With ongoing supply chain shortages making it harder and harder to get your hands on a new car, many are turning to the used market. In particular, the used Tesla market has exploded recently. Some pre-owned Model Ys are now selling for $15,000 more than what they cost new, meanwhile a few Model S Plaid owners are trying to make profits in excess of $25,000 on their cars. That said, good deals can still be found – especially for the Model 3 and Model X, as well as older Model S’. So, if you can’t wait a few months and want your Tesla now, or else are chasing after something affordable (a 2014/15 Model S perhaps?), there’s a number of things you need to look out for. YouTuber and Tesla repair shop owner Rich Rebuilds lets us know, via E For Electric.
Firstly, Rich noted the 100,000-mile point as a key stage. By then, the car will probably have received a new battery pack at least once, meanwhile the drive unit will have been replaced two or three times. The gap in between now and the most recent change is important. He also mentioned that general wear and tear, particularly on the brakes, should be seriously analyzed before making a purchase. The owner’s driving style can have a big impact on the car, as well as their charging cycles. Checking the true range of the car is an important thing to do, as degradation can be severe on older high mileage cars still on their first batteries.
Rich stated he has seen 100,000-mile Teslas with only one or two percent degradation, however four to five percent appears to be realistic. Once it’s over ten percent or so you may want to avoid the car in question. In terms of replacing the battery once you’re out of warranty, it can cost around $16,000 from Tesla for a Model 3 and up to $24,000 or so for some variants of the Model S.

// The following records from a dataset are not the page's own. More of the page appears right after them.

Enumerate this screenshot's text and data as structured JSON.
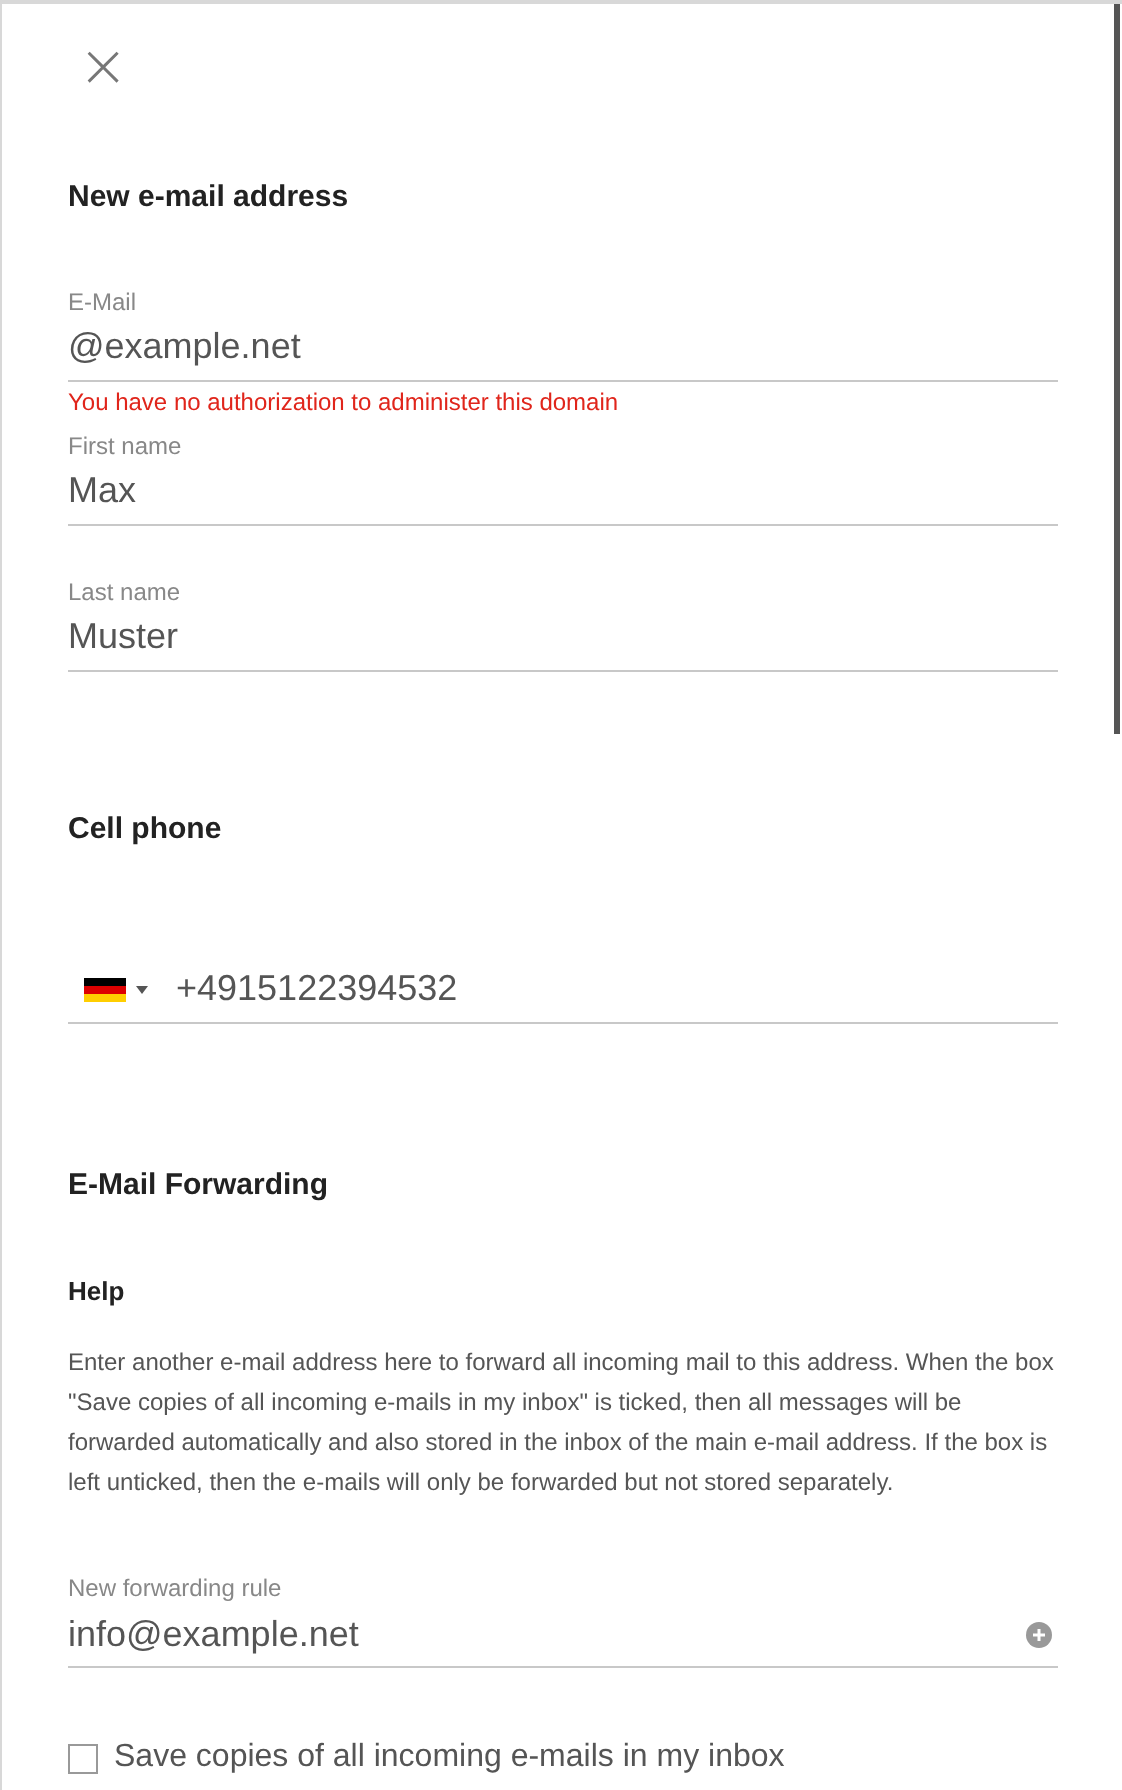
{
  "close_button": {
    "label": "×"
  },
  "sections": [
    {
      "kind": "contact",
      "title": "New e-mail address",
      "fields": [
        {
          "label": "E-Mail",
          "value": "@example.net",
          "error": "You have no authorization to administer this domain"
        },
        {
          "label": "First name",
          "value": "Max"
        },
        {
          "label": "Last name",
          "value": "Muster"
        }
      ]
    },
    {
      "kind": "phone",
      "title": "Cell phone",
      "value": "+4915122394532"
    },
    {
      "kind": "forwarding",
      "title": "E-Mail Forwarding",
      "help_title": "Help",
      "help_text": "Enter another e-mail address here to forward all incoming mail to this address. When the box \"Save copies of all incoming e-mails in my inbox\" is ticked, then all messages will be forwarded automatically and also stored in the inbox of the main e-mail address. If the box is left unticked, then the e-mails will only be forwarded but not stored separately.",
      "rule_label": "New forwarding rule",
      "rule_value": "info@example.net",
      "checkbox": {
        "label": "Save copies of all incoming e-mails in my inbox",
        "checked": false
      }
    }
  ]
}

Besides the battery, the most expensive parts to replace are the MCU and motor(s). He noted the RWD Tesla Model S P85 can have a lot of issues with its single-motor, as there is a lot of stress put on it that doesn’t occur in performance-oriented dual-motor cars. Getting an MCU upgrade is a recommendation, it makes a noteworthy difference even if it costs around $2,000. Meanwhile general interior materials hold up okay and aren’t too expensive to replace as they’re relatively cheap to begin with.
In summary, buying a used Tesla can be a risky but also rewarding move. You can find great cars for great prices, however when looking at high mileage, almost out of warranty examples it’s important to remember all of the above.